With Eddy’s cotton mill on Cascadilla Gorge and Beebe’s flour and plaster mills on Fall Creek Gorge, Ezra’s work spanned the campus before there was any campus at all.

The tombstones for both men tower over their neighbors.


Edith Clifford Williams (1885–1971)

Williams—the granddaughter of founding trustee Josiah Williams—served as the Vet College’s first full-time librarian from 1923–46.

Edith Clifford Williams at age 13Rare and Manuscript Collections
Williams—known professionally as “Clifford”—at age 13.

Also a pioneering avant-garde artist and an associate of famed photographer Alfred Stieglitz, the Ithaca native had a decades-long friendship and romance with noted Chinese intellectual Hu Shih 1914, namesake of a North Campus residence hall.


Doctor Tarbell (1838–95)

Tarbell—who enrolled at Cornell’s opening but left after two years, when he was elected county clerk—was not a physician.

His name stems from his birth as the seventh son of a seventh son—a rarity that, per English folklore, bestows healing powers.

He fought with the Union Army in such critical battles as Bull Run, Antietam, and Chancellorsville.

Doctor Tarbell
Library of Congress

Notably, he was in Ford’s Theatre when Abraham Lincoln was shot—12 days before Cornell’s founding.


The Cornell Family

The final resting place of Ezra Cornell (1807–74) is the memorial antechapel added to Sage Chapel in 1883, but his remains were originally interred in the family vault at the City Cemetery.

(University benefactors John McGraw and his daughter Jennie were similarly relocated.)

In 1909, a family mausoleum was built in the much larger Lake View Cemetery—located across from Ithaca High School, and itself home to the graves of many local and University dignitaries, including astronomer Carl Sagan.

Cornell Family Mausoleum in Ithaca's Lake View Cemetery
The family mausoleum in Lake View cemetery includes numerous Cornell relations, including several relocated from the city facility.

Designed by Uris Library architect William Henry Miller, the impressive granite and marble tomb holds several generations of Ezra’s relations.

The Founder himself was clearly unafraid of ghostly spirits—choosing to build his home, Llenroc, adjacent to the City Cemetery.

(All cemetery photos by Sreang Hok / Cornell University.)

Published October 11, 2024


Comments

  1. Mike Parkinson, Class of 1975

    Corey thanks for this guide to the cemetery – an under appreciated Cornell and Ithaca gem!
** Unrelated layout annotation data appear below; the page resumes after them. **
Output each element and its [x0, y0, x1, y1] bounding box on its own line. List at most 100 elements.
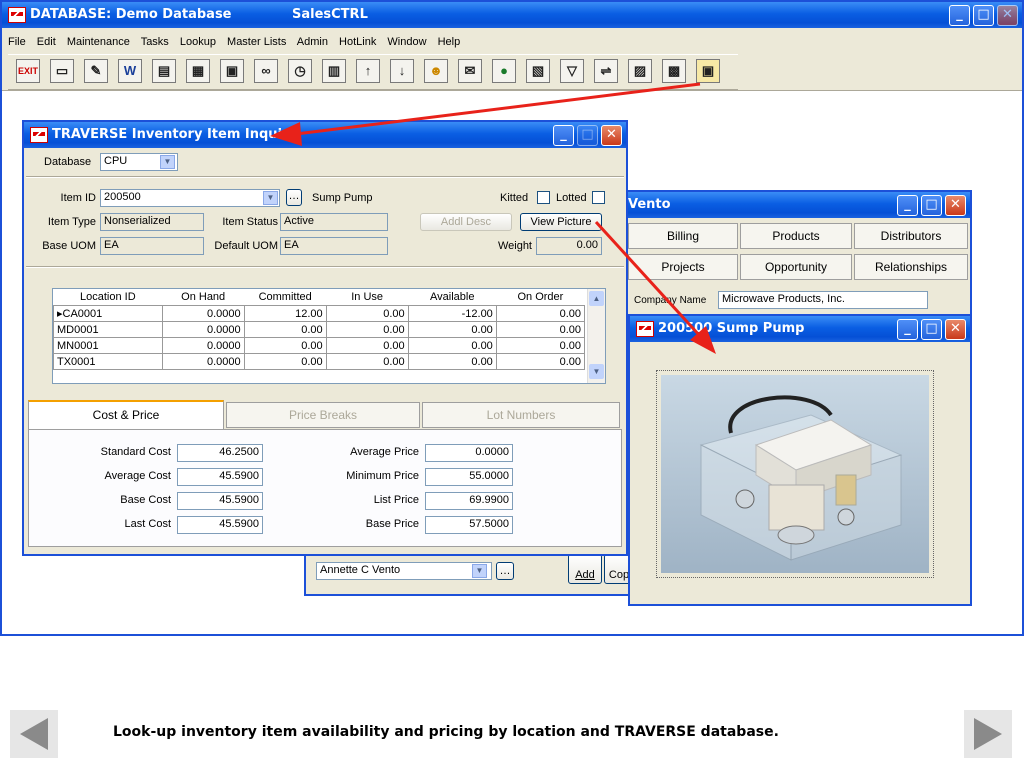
filter-icon[interactable]: ▽ [560, 59, 584, 83]
link-icon[interactable]: ⇌ [594, 59, 618, 83]
column-header[interactable]: Available [408, 289, 497, 306]
lookup-button[interactable]: … [496, 562, 514, 580]
divider [26, 176, 624, 178]
close-icon[interactable]: ✕ [997, 5, 1018, 26]
slide-caption: Look-up inventory item availability and … [113, 724, 779, 740]
tab-lot-numbers[interactable]: Lot Numbers [422, 402, 620, 428]
minimize-icon[interactable]: _ [949, 5, 970, 26]
database-icon[interactable]: ▩ [662, 59, 686, 83]
close-icon[interactable]: ✕ [945, 319, 966, 340]
menu-lookup[interactable]: Lookup [180, 36, 216, 48]
item-id-field[interactable]: 200500 [100, 189, 280, 207]
menu-edit[interactable]: Edit [37, 36, 56, 48]
maximize-icon[interactable]: □ [973, 5, 994, 26]
envelope-icon[interactable]: ✉ [458, 59, 482, 83]
grid-header: Location ID On Hand Committed In Use Ava… [53, 289, 585, 306]
app-name: SalesCTRL [292, 7, 368, 22]
grid-cell: MD0001 [53, 321, 163, 338]
company-name-field[interactable]: Microwave Products, Inc. [718, 291, 928, 309]
scroll-up-icon[interactable]: ▲ [589, 291, 604, 306]
menu-bar: File Edit Maintenance Tasks Lookup Maste… [8, 36, 468, 48]
kitted-checkbox[interactable] [537, 191, 550, 204]
person-icon[interactable]: ☻ [424, 59, 448, 83]
tab-opportunity[interactable]: Opportunity [740, 254, 852, 280]
report-icon[interactable]: ▨ [628, 59, 652, 83]
view-picture-button[interactable]: View Picture [520, 213, 602, 231]
close-icon[interactable]: ✕ [945, 195, 966, 216]
form-icon[interactable]: ▣ [220, 59, 244, 83]
grid-cell: 0.00 [495, 305, 586, 322]
tab-distributors[interactable]: Distributors [854, 223, 968, 249]
notepad-icon[interactable]: ▦ [186, 59, 210, 83]
inquiry-title-bar[interactable]: TRAVERSE Inventory Item Inquiry _ □ ✕ [24, 122, 626, 148]
menu-master-lists[interactable]: Master Lists [227, 36, 286, 48]
open-folder-icon[interactable]: ▭ [50, 59, 74, 83]
menu-admin[interactable]: Admin [297, 36, 328, 48]
calendar-icon[interactable]: ▥ [322, 59, 346, 83]
average-cost-label: Average Cost [104, 470, 171, 482]
table-row[interactable]: MD0001 0.0000 0.00 0.00 0.00 0.00 [53, 321, 586, 338]
maximize-icon[interactable]: □ [921, 319, 942, 340]
grid-cell: MN0001 [53, 337, 163, 354]
minimum-price-field: 55.0000 [425, 468, 513, 486]
table-row[interactable]: ▸CA0001 0.0000 12.00 0.00 -12.00 0.00 [53, 305, 586, 322]
close-icon[interactable]: ✕ [601, 125, 622, 146]
column-header[interactable]: On Hand [162, 289, 245, 306]
previous-slide-button[interactable] [10, 710, 58, 758]
tab-products[interactable]: Products [740, 223, 852, 249]
filing-cabinet-icon[interactable]: ▤ [152, 59, 176, 83]
binoculars-icon[interactable]: ∞ [254, 59, 278, 83]
menu-window[interactable]: Window [387, 36, 426, 48]
base-price-label: Base Price [365, 518, 419, 530]
table-row[interactable]: MN0001 0.0000 0.00 0.00 0.00 0.00 [53, 337, 586, 354]
minimum-price-label: Minimum Price [346, 470, 419, 482]
database-label: Database [44, 156, 92, 168]
minimize-icon[interactable]: _ [553, 125, 574, 146]
item-id-label: Item ID [60, 192, 96, 204]
chevron-down-icon[interactable]: ▼ [472, 564, 487, 578]
arrow-down-icon[interactable]: ↓ [390, 59, 414, 83]
minimize-icon[interactable]: _ [897, 195, 918, 216]
lotted-checkbox[interactable] [592, 191, 605, 204]
word-icon[interactable]: W [118, 59, 142, 83]
table-row[interactable]: TX0001 0.0000 0.00 0.00 0.00 0.00 [53, 353, 586, 370]
rep-select[interactable]: Annette C Vento [316, 562, 492, 580]
document-icon[interactable]: ▧ [526, 59, 550, 83]
menu-tasks[interactable]: Tasks [141, 36, 169, 48]
globe-icon[interactable]: ● [492, 59, 516, 83]
exit-icon[interactable]: EXIT [16, 59, 40, 83]
column-header[interactable]: Committed [244, 289, 327, 306]
chevron-down-icon[interactable]: ▼ [263, 191, 278, 205]
minimize-icon[interactable]: _ [897, 319, 918, 340]
tab-price-breaks[interactable]: Price Breaks [226, 402, 420, 428]
column-header[interactable]: On Order [496, 289, 585, 306]
scroll-down-icon[interactable]: ▼ [589, 364, 604, 379]
item-status-field: Active [280, 213, 388, 231]
menu-maintenance[interactable]: Maintenance [67, 36, 130, 48]
column-header[interactable]: Location ID [53, 289, 163, 306]
tab-cost-price[interactable]: Cost & Price [28, 400, 224, 430]
column-header[interactable]: In Use [326, 289, 409, 306]
arrow-up-icon[interactable]: ↑ [356, 59, 380, 83]
grid-scrollbar[interactable]: ▲ ▼ [587, 289, 605, 383]
maximize-icon[interactable]: □ [921, 195, 942, 216]
tab-panel: Standard Cost 46.2500 Average Cost 45.59… [28, 429, 622, 547]
tab-projects[interactable]: Projects [628, 254, 738, 280]
add-button[interactable]: Add [568, 554, 602, 584]
tab-billing[interactable]: Billing [628, 223, 738, 249]
edit-note-icon[interactable]: ✎ [84, 59, 108, 83]
chevron-down-icon[interactable]: ▼ [160, 155, 175, 169]
item-lookup-button[interactable]: … [286, 189, 302, 206]
clock-icon[interactable]: ◷ [288, 59, 312, 83]
standard-cost-label: Standard Cost [100, 446, 171, 458]
next-slide-button[interactable] [964, 710, 1012, 758]
menu-help[interactable]: Help [438, 36, 461, 48]
location-grid[interactable]: Location ID On Hand Committed In Use Ava… [52, 288, 606, 384]
main-title-bar[interactable]: DATABASE: Demo Database SalesCTRL _ □ ✕ [2, 2, 1022, 28]
picture-title-bar[interactable]: 200500 Sump Pump _ □ ✕ [630, 316, 970, 342]
tab-relationships[interactable]: Relationships [854, 254, 968, 280]
menu-file[interactable]: File [8, 36, 26, 48]
average-price-field: 0.0000 [425, 444, 513, 462]
menu-hotlink[interactable]: HotLink [339, 36, 376, 48]
picture-icon[interactable]: ▣ [696, 59, 720, 83]
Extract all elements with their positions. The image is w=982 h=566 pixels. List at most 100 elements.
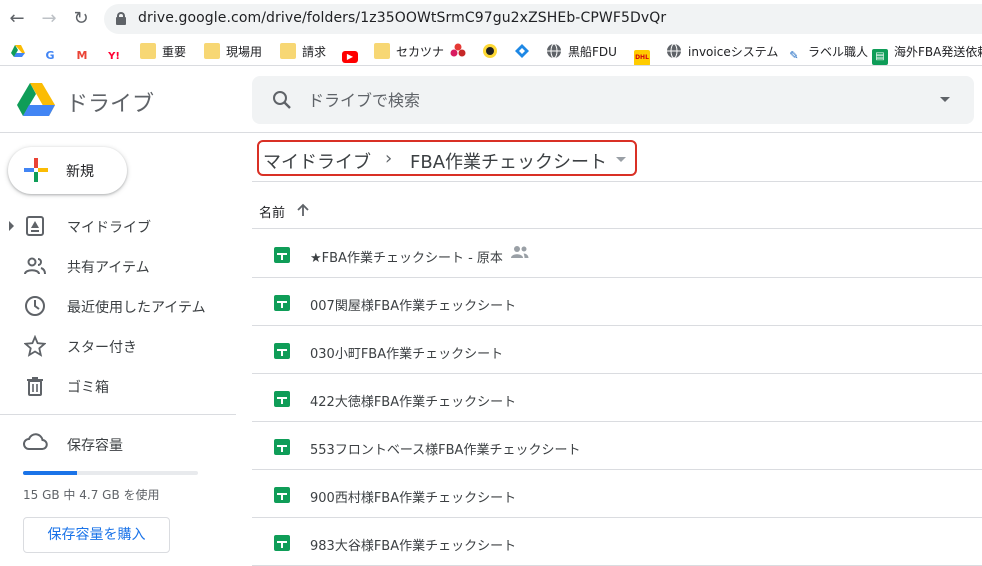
sheets-icon: [274, 295, 290, 311]
star-icon: [24, 335, 46, 357]
new-button-label: 新規: [66, 164, 94, 180]
storage-bar: [23, 471, 198, 475]
bookmark-google-drive[interactable]: [10, 43, 32, 61]
trash-icon: [27, 377, 43, 396]
flower-icon: [450, 43, 466, 57]
shared-people-icon: [24, 257, 46, 275]
sort-arrow-up-icon[interactable]: [296, 203, 310, 217]
new-button[interactable]: 新規: [8, 147, 127, 194]
bookmark-dhl[interactable]: DHL: [634, 43, 656, 65]
bookmark-yamato[interactable]: [482, 43, 504, 61]
search-icon[interactable]: [272, 90, 292, 110]
breadcrumb-root[interactable]: マイドライブ: [263, 148, 371, 174]
clock-icon: [25, 296, 45, 316]
drive-header: ドライブ: [0, 66, 982, 133]
bookmark-gmail[interactable]: M: [74, 43, 96, 62]
bookmark-flower[interactable]: [450, 43, 472, 61]
search-box[interactable]: [252, 76, 974, 124]
file-name: 422大徳様FBA作業チェックシート: [310, 395, 517, 410]
sidebar-item-my-drive[interactable]: マイドライブ: [0, 210, 236, 242]
label-icon: ✎: [789, 49, 799, 62]
url-text[interactable]: drive.google.com/drive/folders/1z35OOWtS…: [138, 10, 666, 26]
globe-icon: [667, 43, 681, 59]
folder-icon: [374, 43, 390, 59]
bookmark-folder-important[interactable]: 重要: [140, 43, 186, 61]
sheets-icon: [274, 343, 290, 359]
globe-icon: [547, 43, 561, 59]
file-name: 553フロントベース様FBA作業チェックシート: [310, 443, 581, 458]
sidebar-item-shared[interactable]: 共有アイテム: [0, 250, 236, 282]
yahoo-icon: Y!: [108, 51, 120, 62]
sheets-icon: [274, 535, 290, 551]
folder-icon: [140, 43, 156, 59]
file-row[interactable]: 900西村様FBA作業チェックシート: [252, 470, 982, 518]
sheets-icon: ▤: [872, 49, 888, 65]
forward-icon[interactable]: →: [38, 8, 60, 30]
file-name: 007関屋様FBA作業チェックシート: [310, 299, 517, 314]
bookmark-kurofune[interactable]: 黒船FDU: [546, 43, 617, 61]
column-name[interactable]: 名前: [259, 202, 285, 221]
bookmark-yahoo[interactable]: Y!: [106, 43, 128, 62]
search-options-icon[interactable]: [940, 97, 950, 102]
file-row[interactable]: ★FBA作業チェックシート - 原本: [252, 230, 982, 278]
storage-title: 保存容量: [67, 438, 123, 454]
bookmark-folder-billing[interactable]: 請求: [280, 43, 326, 61]
google-drive-icon: [11, 45, 25, 57]
my-drive-icon: [26, 216, 44, 236]
sheets-icon: [274, 247, 290, 263]
folder-menu-icon[interactable]: [616, 157, 626, 162]
bookmark-diamond[interactable]: [514, 43, 536, 61]
address-bar[interactable]: drive.google.com/drive/folders/1z35OOWtS…: [104, 4, 982, 34]
drive-brand: ドライブ: [66, 92, 155, 117]
file-row[interactable]: 553フロントベース様FBA作業チェックシート: [252, 422, 982, 470]
bookmark-invoice[interactable]: invoiceシステム: [666, 43, 778, 61]
file-name: ★FBA作業チェックシート - 原本: [310, 251, 503, 266]
sidebar-item-starred[interactable]: スター付き: [0, 330, 236, 362]
file-name: 030小町FBA作業チェックシート: [310, 347, 504, 362]
yamato-icon: [483, 44, 497, 58]
file-row[interactable]: 422大徳様FBA作業チェックシート: [252, 374, 982, 422]
bookmark-youtube[interactable]: ▶: [342, 43, 364, 63]
folder-icon: [204, 43, 220, 59]
reload-icon[interactable]: ↻: [70, 8, 92, 30]
breadcrumb-current[interactable]: FBA作業チェックシート: [410, 148, 607, 174]
file-name: 900西村様FBA作業チェックシート: [310, 491, 517, 506]
storage-usage-text: 15 GB 中 4.7 GB を使用: [23, 488, 160, 502]
sheets-icon: [274, 391, 290, 407]
search-input[interactable]: [308, 88, 908, 112]
bookmark-folder-sekatsuna[interactable]: セカツナ: [374, 43, 444, 61]
lock-icon: [116, 12, 126, 25]
diamond-icon: [515, 44, 529, 58]
buy-storage-button[interactable]: 保存容量を購入: [23, 517, 170, 553]
storage-bar-fill: [23, 471, 78, 475]
expand-arrow-icon[interactable]: [9, 221, 14, 231]
bookmark-label-shokunin[interactable]: ✎ ラベル職人: [786, 43, 868, 62]
file-row[interactable]: 983大谷様FBA作業チェックシート: [252, 518, 982, 566]
dhl-icon: DHL: [634, 50, 650, 65]
drive-logo-icon[interactable]: [17, 83, 55, 117]
google-icon: G: [45, 49, 55, 62]
youtube-icon: ▶: [342, 51, 358, 63]
file-row[interactable]: 030小町FBA作業チェックシート: [252, 326, 982, 374]
sidebar-item-recent[interactable]: 最近使用したアイテム: [0, 290, 236, 322]
gmail-icon: M: [76, 49, 88, 62]
breadcrumb: マイドライブ › FBA作業チェックシート: [257, 140, 637, 176]
file-row[interactable]: 007関屋様FBA作業チェックシート: [252, 278, 982, 326]
folder-icon: [280, 43, 296, 59]
cloud-icon: [23, 433, 48, 450]
bookmark-folder-site[interactable]: 現場用: [204, 43, 262, 61]
bookmark-google[interactable]: G: [42, 43, 64, 62]
sheets-icon: [274, 439, 290, 455]
back-icon[interactable]: ←: [6, 8, 28, 30]
browser-toolbar: ← → ↻ drive.google.com/drive/folders/1z3…: [0, 0, 982, 38]
sidebar-item-trash[interactable]: ゴミ箱: [0, 370, 236, 402]
chevron-right-icon: ›: [385, 148, 393, 169]
file-name: 983大谷様FBA作業チェックシート: [310, 539, 517, 554]
sidebar-divider: [0, 414, 236, 415]
bookmark-fba-request[interactable]: ▤ 海外FBA発送依頼: [872, 43, 982, 65]
file-list-header: 名前: [252, 181, 982, 229]
sheets-icon: [274, 487, 290, 503]
bookmarks-bar: G M Y! 重要 現場用 請求 ▶ セカツナ 黒船FDU DHL invoic…: [0, 38, 982, 66]
shared-people-icon: [511, 246, 529, 258]
plus-icon: [24, 158, 48, 182]
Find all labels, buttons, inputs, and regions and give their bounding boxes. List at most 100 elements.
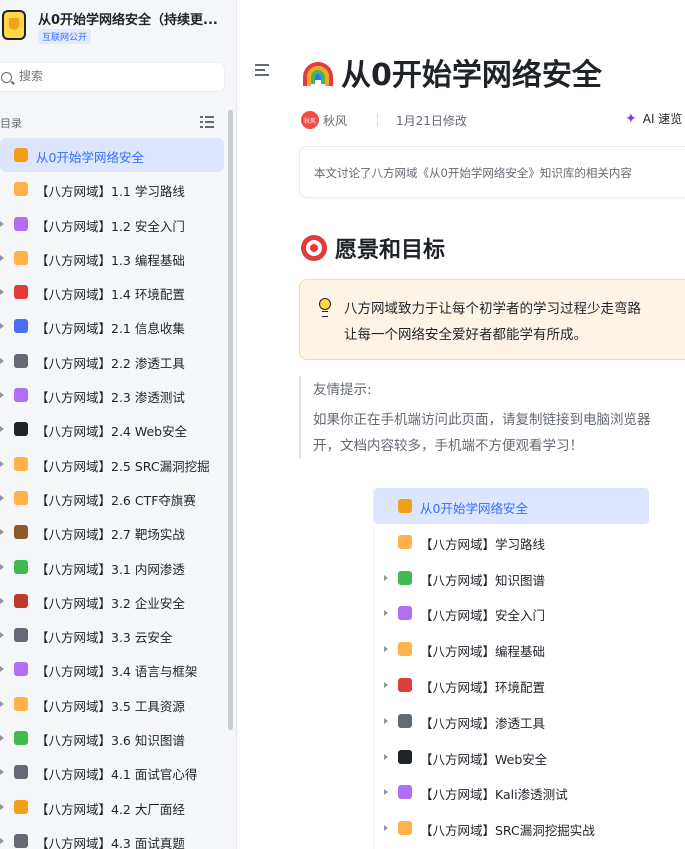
toc-item[interactable]: 【八方网域】2.3 渗透测试 [0, 378, 232, 412]
toc-item[interactable]: 【八方网域】2.4 Web安全 [0, 412, 232, 446]
expand-caret-icon[interactable] [384, 574, 388, 581]
search-icon [1, 72, 12, 83]
flag-icon [14, 490, 28, 505]
expand-caret-icon[interactable] [0, 803, 4, 810]
toc-item[interactable]: 【八方网域】3.2 企业安全 [0, 584, 232, 618]
shield-icon [398, 606, 412, 621]
toc-item[interactable]: 【八方网域】2.6 CTF夺旗赛 [0, 481, 232, 515]
toc-item[interactable]: 【八方网域】1.1 学习路线 [0, 172, 232, 206]
knowledge-base-title[interactable]: 从0开始学网络安全（持续更... [38, 9, 228, 28]
expand-caret-icon[interactable] [0, 597, 4, 604]
roadmap-icon [14, 182, 28, 197]
expand-caret-icon[interactable] [0, 323, 4, 330]
expand-caret-icon[interactable] [384, 681, 388, 688]
toc-label: 【八方网域】3.6 知识图谱 [36, 733, 185, 749]
search-box[interactable] [0, 62, 225, 92]
outline-menu-icon[interactable] [255, 64, 269, 76]
embed-item[interactable]: 【八方网域】SRC漏洞挖掘实战 [374, 810, 649, 846]
embed-item[interactable]: 【八方网域】编程基础 [374, 631, 649, 667]
expand-caret-icon[interactable] [384, 717, 388, 724]
expand-caret-icon[interactable] [384, 753, 388, 760]
rainbow-icon [14, 148, 28, 162]
monitor-icon [14, 422, 28, 437]
shield-icon [14, 216, 28, 231]
modified-time: 1月21日修改 [396, 113, 467, 128]
callout-line-2: 让每一个网络安全爱好者都能学有所成。 [344, 327, 587, 343]
meta-divider [377, 114, 379, 126]
expand-caret-icon[interactable] [384, 646, 388, 653]
rainbow-icon [301, 58, 335, 86]
expand-caret-icon[interactable] [0, 837, 4, 844]
target-icon [301, 235, 327, 261]
embed-item[interactable]: 【八方网域】安全入门 [374, 595, 649, 631]
toc-item[interactable]: 【八方网域】1.3 编程基础 [0, 241, 232, 275]
expand-caret-icon[interactable] [0, 289, 4, 296]
toc-item[interactable]: 【八方网域】3.4 语言与框架 [0, 652, 232, 686]
toc-item[interactable]: 【八方网域】2.2 渗透工具 [0, 344, 232, 378]
toc-item[interactable]: 【八方网域】3.3 云安全 [0, 618, 232, 652]
toc-item[interactable]: 【八方网域】1.2 安全入门 [0, 207, 232, 241]
embed-item[interactable]: 从0开始学网络安全 [374, 488, 649, 524]
embed-item[interactable]: 【八方网域】Kali渗透测试 [374, 774, 649, 810]
expand-caret-icon[interactable] [384, 825, 388, 832]
ai-summary-button[interactable]: ✦ AI 速览 [625, 110, 682, 127]
avatar[interactable]: 秋风 [301, 111, 319, 129]
expand-caret-icon[interactable] [384, 789, 388, 796]
search-input[interactable] [19, 69, 199, 83]
expand-caret-icon[interactable] [0, 357, 4, 364]
toc-item[interactable]: 【八方网域】1.4 环境配置 [0, 275, 232, 309]
toc-item[interactable]: 【八方网域】2.5 SRC漏洞挖掘 [0, 447, 232, 481]
expand-caret-icon[interactable] [0, 666, 4, 673]
author-name[interactable]: 秋风 [323, 112, 347, 129]
quote-line-1: 友情提示: [313, 382, 372, 398]
rainbow-icon [398, 499, 412, 513]
expand-caret-icon[interactable] [0, 426, 4, 433]
target-icon [14, 285, 28, 300]
ai-summary-card[interactable]: 本文讨论了八方网域《从0开始学网络安全》知识库的相关内容 [299, 146, 685, 198]
code-icon [14, 250, 28, 265]
expand-caret-icon[interactable] [0, 254, 4, 261]
toc-item[interactable]: 【八方网域】2.1 信息收集 [0, 309, 232, 343]
toc-label: 【八方网域】1.1 学习路线 [36, 184, 185, 200]
embed-item[interactable]: 【八方网域】知识图谱 [374, 560, 649, 596]
expand-caret-icon[interactable] [0, 220, 4, 227]
gear-icon [14, 353, 28, 368]
toc-label: 【八方网域】2.3 渗透测试 [36, 390, 185, 406]
roadmap-icon [398, 534, 412, 549]
expand-caret-icon[interactable] [0, 392, 4, 399]
expand-caret-icon[interactable] [384, 610, 388, 617]
expand-caret-icon[interactable] [0, 700, 4, 707]
toc-item[interactable]: 【八方网域】3.1 内网渗透 [0, 550, 232, 584]
sidebar-scrollbar[interactable] [228, 110, 233, 730]
toc-label: 【八方网域】3.4 语言与框架 [36, 664, 198, 680]
toc-item[interactable]: 【八方网域】3.5 工具资源 [0, 687, 232, 721]
embed-label: 【八方网域】SRC漏洞挖掘实战 [420, 823, 595, 839]
building-icon [14, 593, 28, 608]
toc-item[interactable]: 从0开始学网络安全 [0, 138, 224, 173]
expand-caret-icon[interactable] [0, 529, 4, 536]
expand-caret-icon[interactable] [0, 494, 4, 501]
quote-block: 友情提示: 如果你正在手机端访问此页面，请复制链接到电脑浏览器 开，文档内容较多… [299, 376, 685, 458]
toc-collapse-icon[interactable] [200, 114, 214, 128]
magnifier-icon [14, 319, 28, 334]
toc-label: 从0开始学网络安全 [36, 150, 144, 165]
expand-caret-icon[interactable] [0, 769, 4, 776]
expand-caret-icon[interactable] [0, 563, 4, 570]
toc-item[interactable]: 【八方网域】4.2 大厂面经 [0, 790, 232, 824]
monitor-icon [398, 749, 412, 764]
toc-item[interactable]: 【八方网域】2.7 靶场实战 [0, 515, 232, 549]
embed-item[interactable]: 【八方网域】学习路线 [374, 524, 649, 560]
expand-caret-icon[interactable] [0, 460, 4, 467]
embed-item[interactable]: 【八方网域】环境配置 [374, 667, 649, 703]
embed-item[interactable]: 【八方网域】渗透工具 [374, 703, 649, 739]
embed-label: 【八方网域】环境配置 [420, 679, 546, 695]
expand-caret-icon[interactable] [0, 735, 4, 742]
embed-item[interactable]: 【八方网域】Web安全 [374, 739, 649, 775]
toc-item[interactable]: 【八方网域】3.6 知识图谱 [0, 721, 232, 755]
toc-item[interactable]: 【八方网域】4.3 面试真题 [0, 824, 232, 849]
toc-label: 【八方网域】2.4 Web安全 [36, 424, 188, 440]
toc-item[interactable]: 【八方网域】4.1 面试官心得 [0, 755, 232, 789]
expand-caret-icon[interactable] [0, 632, 4, 639]
knowledge-base-header[interactable]: 从0开始学网络安全（持续更... 互联网公开 [0, 0, 236, 56]
knowledge-base-logo-icon [2, 10, 26, 40]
Wandering through observing Civil War and other sections could be a course itself. Hope that frosh now ensconced on North campus can be organized to tour and appreciate what many alumni did when we first landed in U Halls!

  2. Sarita Thakore

    It is interesting to know the history through this article. What a gem of people resting peacefully.

  3. M. Claire Myer, Class of 1984

    The cemetery was my back yard for two years when I lived at 522 Stewart Avenue. I often took meandering strolls there to explore the historic monuments, admire majestic trees and clear my head. Thank you for such an interesting piece about my former neighborhood!